Dans l’ensemble, nous n’avons pas trouvé de preuves empiriques convaincantes de l’impact positif des pratiques durables non certifiées sur la qualité du vin.

Les résultats montrent qu’un producteur type pratiquant l’agriculture conventionnelle pourrait gagner en qualité en adoptant des pratiques biologiques (gain marginal = +6,2 pp) et encore davantage avec des pratiques biodynamiques (gain marginal = +5,6 pp). Le passage direct des pratiques conventionnelles aux pratiques biodynamiques se traduirait par une augmentation de la qualité de 11,8 pp.

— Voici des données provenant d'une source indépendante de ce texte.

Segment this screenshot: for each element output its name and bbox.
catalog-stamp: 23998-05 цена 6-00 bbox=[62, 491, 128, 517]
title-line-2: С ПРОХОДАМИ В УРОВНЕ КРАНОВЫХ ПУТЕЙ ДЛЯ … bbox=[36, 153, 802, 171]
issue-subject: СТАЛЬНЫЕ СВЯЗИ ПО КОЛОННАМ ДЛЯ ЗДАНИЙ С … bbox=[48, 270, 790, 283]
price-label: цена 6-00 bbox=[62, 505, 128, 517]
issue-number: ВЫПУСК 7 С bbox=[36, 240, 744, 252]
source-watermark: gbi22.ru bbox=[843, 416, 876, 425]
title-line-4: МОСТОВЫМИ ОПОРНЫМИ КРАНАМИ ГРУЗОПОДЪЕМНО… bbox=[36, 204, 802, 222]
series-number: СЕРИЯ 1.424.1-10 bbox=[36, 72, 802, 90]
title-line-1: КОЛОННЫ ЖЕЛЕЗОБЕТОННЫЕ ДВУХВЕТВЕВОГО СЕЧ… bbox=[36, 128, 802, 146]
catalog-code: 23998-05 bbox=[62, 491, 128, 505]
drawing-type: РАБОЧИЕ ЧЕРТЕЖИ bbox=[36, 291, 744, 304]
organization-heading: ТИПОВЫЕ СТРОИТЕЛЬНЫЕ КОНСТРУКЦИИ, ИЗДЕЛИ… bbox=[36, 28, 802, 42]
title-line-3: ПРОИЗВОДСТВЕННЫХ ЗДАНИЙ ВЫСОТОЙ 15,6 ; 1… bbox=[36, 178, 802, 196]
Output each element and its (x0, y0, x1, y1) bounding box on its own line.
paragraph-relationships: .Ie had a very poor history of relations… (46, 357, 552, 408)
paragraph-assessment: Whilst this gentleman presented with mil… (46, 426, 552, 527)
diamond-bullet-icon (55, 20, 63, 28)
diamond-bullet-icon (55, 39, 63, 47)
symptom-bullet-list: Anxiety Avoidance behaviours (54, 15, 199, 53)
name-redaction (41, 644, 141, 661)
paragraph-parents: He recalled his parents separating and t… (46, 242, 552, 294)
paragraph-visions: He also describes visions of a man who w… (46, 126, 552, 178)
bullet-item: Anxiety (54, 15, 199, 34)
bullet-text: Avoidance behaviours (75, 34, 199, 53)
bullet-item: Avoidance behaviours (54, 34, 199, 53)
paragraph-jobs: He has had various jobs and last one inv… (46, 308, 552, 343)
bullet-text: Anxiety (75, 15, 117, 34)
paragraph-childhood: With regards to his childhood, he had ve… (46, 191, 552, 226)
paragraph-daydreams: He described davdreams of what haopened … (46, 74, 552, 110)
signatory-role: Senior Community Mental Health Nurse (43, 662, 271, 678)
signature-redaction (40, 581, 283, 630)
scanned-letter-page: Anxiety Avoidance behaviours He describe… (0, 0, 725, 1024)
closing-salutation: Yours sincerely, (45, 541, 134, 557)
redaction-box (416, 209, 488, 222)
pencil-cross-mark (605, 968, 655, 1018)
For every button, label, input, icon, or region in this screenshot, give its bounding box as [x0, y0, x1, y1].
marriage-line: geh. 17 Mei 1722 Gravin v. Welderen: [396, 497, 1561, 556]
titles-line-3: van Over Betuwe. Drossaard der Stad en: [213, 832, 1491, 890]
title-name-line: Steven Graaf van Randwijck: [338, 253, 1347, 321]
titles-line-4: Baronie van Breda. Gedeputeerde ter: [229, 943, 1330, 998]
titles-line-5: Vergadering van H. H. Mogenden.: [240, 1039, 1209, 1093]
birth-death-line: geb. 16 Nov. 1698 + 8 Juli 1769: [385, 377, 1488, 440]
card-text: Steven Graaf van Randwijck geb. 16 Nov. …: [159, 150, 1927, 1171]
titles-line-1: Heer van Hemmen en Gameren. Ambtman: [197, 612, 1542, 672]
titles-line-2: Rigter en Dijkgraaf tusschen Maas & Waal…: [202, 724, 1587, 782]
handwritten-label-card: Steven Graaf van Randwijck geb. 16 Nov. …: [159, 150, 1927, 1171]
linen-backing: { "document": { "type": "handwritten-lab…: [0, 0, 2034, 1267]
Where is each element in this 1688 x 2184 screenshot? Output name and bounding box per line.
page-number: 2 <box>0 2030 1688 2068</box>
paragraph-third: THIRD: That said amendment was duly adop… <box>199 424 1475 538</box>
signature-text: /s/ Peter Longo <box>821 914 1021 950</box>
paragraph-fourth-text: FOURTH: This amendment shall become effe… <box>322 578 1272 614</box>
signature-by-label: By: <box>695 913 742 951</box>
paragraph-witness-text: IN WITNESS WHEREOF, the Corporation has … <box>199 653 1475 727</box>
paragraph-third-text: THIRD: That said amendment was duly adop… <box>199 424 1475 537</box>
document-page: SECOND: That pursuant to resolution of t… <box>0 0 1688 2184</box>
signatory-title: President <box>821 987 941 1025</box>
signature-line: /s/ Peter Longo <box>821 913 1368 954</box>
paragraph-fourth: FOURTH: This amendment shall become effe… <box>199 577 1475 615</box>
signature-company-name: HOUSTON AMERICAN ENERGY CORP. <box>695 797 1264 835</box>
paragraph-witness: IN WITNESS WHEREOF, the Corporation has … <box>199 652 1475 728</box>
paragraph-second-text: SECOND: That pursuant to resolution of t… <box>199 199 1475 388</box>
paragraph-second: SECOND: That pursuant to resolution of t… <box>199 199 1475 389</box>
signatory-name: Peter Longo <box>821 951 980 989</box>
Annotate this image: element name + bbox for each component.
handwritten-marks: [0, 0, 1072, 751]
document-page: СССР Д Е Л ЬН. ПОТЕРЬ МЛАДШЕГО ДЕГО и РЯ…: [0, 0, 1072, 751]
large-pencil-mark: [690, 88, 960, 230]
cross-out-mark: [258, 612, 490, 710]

Toutefois, le passage à l’agriculture raisonnée ne modifierait pas la qualité de manière significative (gain marginal = 0 pp).

Conclusion

Ces résultats, basés sur un échantillon étendu de vins français, sont conformes à ceux obtenus par M. A. Delmas et al. en 2016 à partir d’un échantillon de 74 000 vins californiens. Cependant, l’étude de 2016 n’avait pas permis de distinguer les vins biologiques des vins biodynamiques en raison du faible nombre de vins dans chacune de ces catégories, ni d’évaluer les pratiques non certifiées. La grande quantité de vins biologiques et biodynamiques évalués par GM, GG et BD permet cette importante distinction tout en s’appuyant sur des modèles statistiques plus robuste. Un autre résultat important est la performance relativement faible des pratiques raisonnées auto-déclarées par rapport aux pratiques conventionnelles.